Bangladesh E-commerce Overview in 2020
Bangladesh's e-commerce market was estimated at $3B in 2020, representing 3% of total retail. It has been growing at over 50% a year. During COVID-19 lockdowns, online orders rose by 70%, expanding from $2B in 2019 to $3B in one year. Registered e-commerce operators numbered more than 2,500, and active sellers reached over 300,000 when including social commerce (F-commerce).
A key feature of Bangladesh e-commerce is that social commerce based on Facebook (F-commerce) accounts for 60% of the market. Around 45 million Facebook users conduct transactions directly on social media. Platform-style models (Daraz, Evaly, Chaldal) account for only 40%. Cash-on-delivery (COD) remains dominant at 85%, while online payments are only 15%, making payment infrastructure upgrading a core task. Logistics, especially last-mile delivery, remains a major growth bottleneck outside Dhaka, where delivery takes five to seven days. Korean e-commerce and logistics firms have opportunities in platform technology, fulfillment, and payment solutions.
E-commerce Platforms and Social Commerce
Bangladesh's e-commerce market is shaped by three coexisting models. First, the global platform Daraz, an Alibaba subsidiary, is the largest all-around platform with over 20 million monthly visits and 30,000+ sellers. Second, local platforms such as Chaldal (food and daily goods), Ajkerdeal (general), and PriyoShop (B2B) were active, but trust deteriorated after the 2020 Evaly incident involving pre-paid payment without fulfillment and approximately $26M in losses. Third, F-commerce via Facebook captures 60% of the market, with 300,000+ sellers trading through Facebook pages and groups. The informal nature of F-commerce creates issues such as tax gaps, weak consumer protection, and limited quality control.
| Platform | Type | Monthly Visits | Sellers | Category | Payment | Notes |
|---|---|---|---|---|---|---|
| Daraz | General (B2C) | 20M+ | 30,000+ | All categories | COD, MFS | Alibaba subsidiary |
| Chaldal | Food/Essentials | 5M+ | Direct sourcing | Food/Living | COD, MFS | Dhaka-centric |
| Ajkerdeal | General (C2C) | 3M+ | 15,000+ | Fashion/Electronics | COD | Local top-tier |
| PriyoShop | B2B | 1M+ | 5,000+ | Retail wholesale | COD | B2B innovation |
| Bikroy | Second-hand | 8M+ | Individual | Used goods/vehicles | COD | OLX-style model |
| F-commerce | Social (SNS) | — | 300,000+ | Fashion/beauty | bKash, COD | 60% market share |
| Pathao Food | Food delivery | 2M+ | 10,000+ | Restaurants | MFS, COD | Ride-hailing convergence |
| Total | — | — | 350,000+ | — | — | $3B market |
Logistics Infrastructure and Payment Ecosystem
The biggest bottleneck in Bangladesh e-commerce growth remains logistics and payment. Dhaka deliveries take one to two days, but outside the capital they are five to seven days, while the lack of standardized addressing leads to more than 10% delivery errors. Logistics costs account for 10-15% of order value, making low-price online sales hard to sustain economically. COD dominance at 85% drives 5-8% cash collection costs and 15-20% return rates, putting pressure on seller margins. This gap creates export opportunities for Korean fulfillment automation, payment gateways, and address standardization solutions. The 코리아CJ Korea Express expansion playbook for Southeast Asia may be adaptable to Bangladesh.

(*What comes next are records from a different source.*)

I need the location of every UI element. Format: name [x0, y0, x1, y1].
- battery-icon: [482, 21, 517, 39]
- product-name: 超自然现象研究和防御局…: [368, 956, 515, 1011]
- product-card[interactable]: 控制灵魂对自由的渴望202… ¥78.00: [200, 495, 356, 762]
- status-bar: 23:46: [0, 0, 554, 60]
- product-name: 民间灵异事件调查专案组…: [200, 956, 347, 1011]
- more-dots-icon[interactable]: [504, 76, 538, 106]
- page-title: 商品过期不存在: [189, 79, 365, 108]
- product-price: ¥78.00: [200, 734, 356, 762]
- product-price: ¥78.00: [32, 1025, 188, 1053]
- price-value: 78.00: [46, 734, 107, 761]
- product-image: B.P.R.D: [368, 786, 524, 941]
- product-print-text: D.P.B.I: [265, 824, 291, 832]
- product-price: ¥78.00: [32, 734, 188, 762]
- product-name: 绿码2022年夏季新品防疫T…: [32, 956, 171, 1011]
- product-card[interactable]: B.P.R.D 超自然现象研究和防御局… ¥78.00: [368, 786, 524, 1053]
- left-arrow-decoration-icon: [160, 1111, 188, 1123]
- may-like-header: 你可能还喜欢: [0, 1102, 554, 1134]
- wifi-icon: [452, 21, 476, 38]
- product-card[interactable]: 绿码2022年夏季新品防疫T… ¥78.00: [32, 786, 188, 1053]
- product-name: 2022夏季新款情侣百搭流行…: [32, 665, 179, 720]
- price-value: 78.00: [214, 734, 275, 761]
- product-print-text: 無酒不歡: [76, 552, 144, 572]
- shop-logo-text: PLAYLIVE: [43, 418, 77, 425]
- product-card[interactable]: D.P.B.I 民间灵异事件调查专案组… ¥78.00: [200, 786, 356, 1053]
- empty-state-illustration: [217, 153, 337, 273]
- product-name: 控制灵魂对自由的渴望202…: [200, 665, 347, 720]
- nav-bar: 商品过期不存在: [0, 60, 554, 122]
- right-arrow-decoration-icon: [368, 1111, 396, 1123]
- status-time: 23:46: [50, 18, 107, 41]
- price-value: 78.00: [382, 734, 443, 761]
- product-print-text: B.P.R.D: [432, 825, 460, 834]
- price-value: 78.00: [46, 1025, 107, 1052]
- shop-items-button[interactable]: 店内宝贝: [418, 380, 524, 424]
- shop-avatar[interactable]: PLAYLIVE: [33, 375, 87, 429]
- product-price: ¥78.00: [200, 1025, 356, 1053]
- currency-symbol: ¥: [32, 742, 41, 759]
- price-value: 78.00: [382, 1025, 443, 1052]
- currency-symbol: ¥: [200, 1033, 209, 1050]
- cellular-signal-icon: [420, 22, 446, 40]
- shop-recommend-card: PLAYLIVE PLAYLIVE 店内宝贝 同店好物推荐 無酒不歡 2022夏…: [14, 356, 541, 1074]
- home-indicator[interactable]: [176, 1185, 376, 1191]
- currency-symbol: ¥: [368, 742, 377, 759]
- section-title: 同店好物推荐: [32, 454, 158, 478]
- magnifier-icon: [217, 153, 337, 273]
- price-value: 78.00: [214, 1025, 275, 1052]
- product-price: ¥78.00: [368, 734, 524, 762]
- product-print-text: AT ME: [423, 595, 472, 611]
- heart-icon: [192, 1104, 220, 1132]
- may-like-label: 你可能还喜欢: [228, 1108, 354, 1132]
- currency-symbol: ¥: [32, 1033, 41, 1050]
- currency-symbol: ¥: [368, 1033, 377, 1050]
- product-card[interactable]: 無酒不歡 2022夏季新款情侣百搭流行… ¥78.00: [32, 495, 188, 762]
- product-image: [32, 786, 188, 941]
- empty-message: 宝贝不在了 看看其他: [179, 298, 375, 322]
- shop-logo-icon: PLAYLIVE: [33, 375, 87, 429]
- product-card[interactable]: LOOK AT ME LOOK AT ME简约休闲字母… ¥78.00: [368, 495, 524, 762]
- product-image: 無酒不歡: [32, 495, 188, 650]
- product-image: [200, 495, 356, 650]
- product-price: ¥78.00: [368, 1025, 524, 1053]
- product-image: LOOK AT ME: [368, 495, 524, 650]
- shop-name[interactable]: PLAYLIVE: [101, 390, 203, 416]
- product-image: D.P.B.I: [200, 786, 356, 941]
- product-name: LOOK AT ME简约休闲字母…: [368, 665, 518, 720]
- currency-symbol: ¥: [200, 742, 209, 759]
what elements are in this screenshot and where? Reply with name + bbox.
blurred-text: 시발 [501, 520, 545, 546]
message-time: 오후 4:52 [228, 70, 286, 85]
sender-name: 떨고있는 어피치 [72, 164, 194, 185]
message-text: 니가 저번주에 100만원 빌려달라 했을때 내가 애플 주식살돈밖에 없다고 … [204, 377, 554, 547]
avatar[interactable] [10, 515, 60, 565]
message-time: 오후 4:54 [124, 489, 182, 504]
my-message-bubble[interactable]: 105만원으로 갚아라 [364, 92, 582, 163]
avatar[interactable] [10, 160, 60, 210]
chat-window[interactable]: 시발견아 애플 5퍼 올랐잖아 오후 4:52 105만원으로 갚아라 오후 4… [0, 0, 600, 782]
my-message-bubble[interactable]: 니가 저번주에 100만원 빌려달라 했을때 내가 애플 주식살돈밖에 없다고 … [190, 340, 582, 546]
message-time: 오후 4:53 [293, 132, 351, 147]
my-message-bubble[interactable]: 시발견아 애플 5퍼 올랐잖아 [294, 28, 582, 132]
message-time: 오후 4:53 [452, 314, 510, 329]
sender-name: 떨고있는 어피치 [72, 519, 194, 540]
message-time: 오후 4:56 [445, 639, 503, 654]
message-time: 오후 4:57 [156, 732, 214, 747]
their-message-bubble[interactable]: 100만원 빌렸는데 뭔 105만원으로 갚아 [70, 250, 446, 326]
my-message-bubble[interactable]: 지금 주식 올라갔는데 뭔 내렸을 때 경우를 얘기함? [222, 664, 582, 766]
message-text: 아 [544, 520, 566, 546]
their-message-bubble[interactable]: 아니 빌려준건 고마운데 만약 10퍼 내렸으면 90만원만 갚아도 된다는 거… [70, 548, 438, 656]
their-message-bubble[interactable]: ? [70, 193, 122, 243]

Entry Opportunities and Strategies for Korean Companies
Bangladesh's e-commerce market is expected to grow from $3B to $8B by 2025. With a market structure where F-commerce accounts for 60% and COD for 85%, the critical reforms are logistics infrastructure and payment systems. For Korean firms, this creates four key opportunity groups: platform technology exports, fulfillment automation entry, payment solution provision, and Korean beauty and consumer goods reverse imports. The post-COVID expansion of digital habits suggests that the entry timing is now favorable. Rather than direct confrontation with Daraz (Alibaba), local platform partnerships, B2B e-commerce, and niche category specialization are more viable strategies.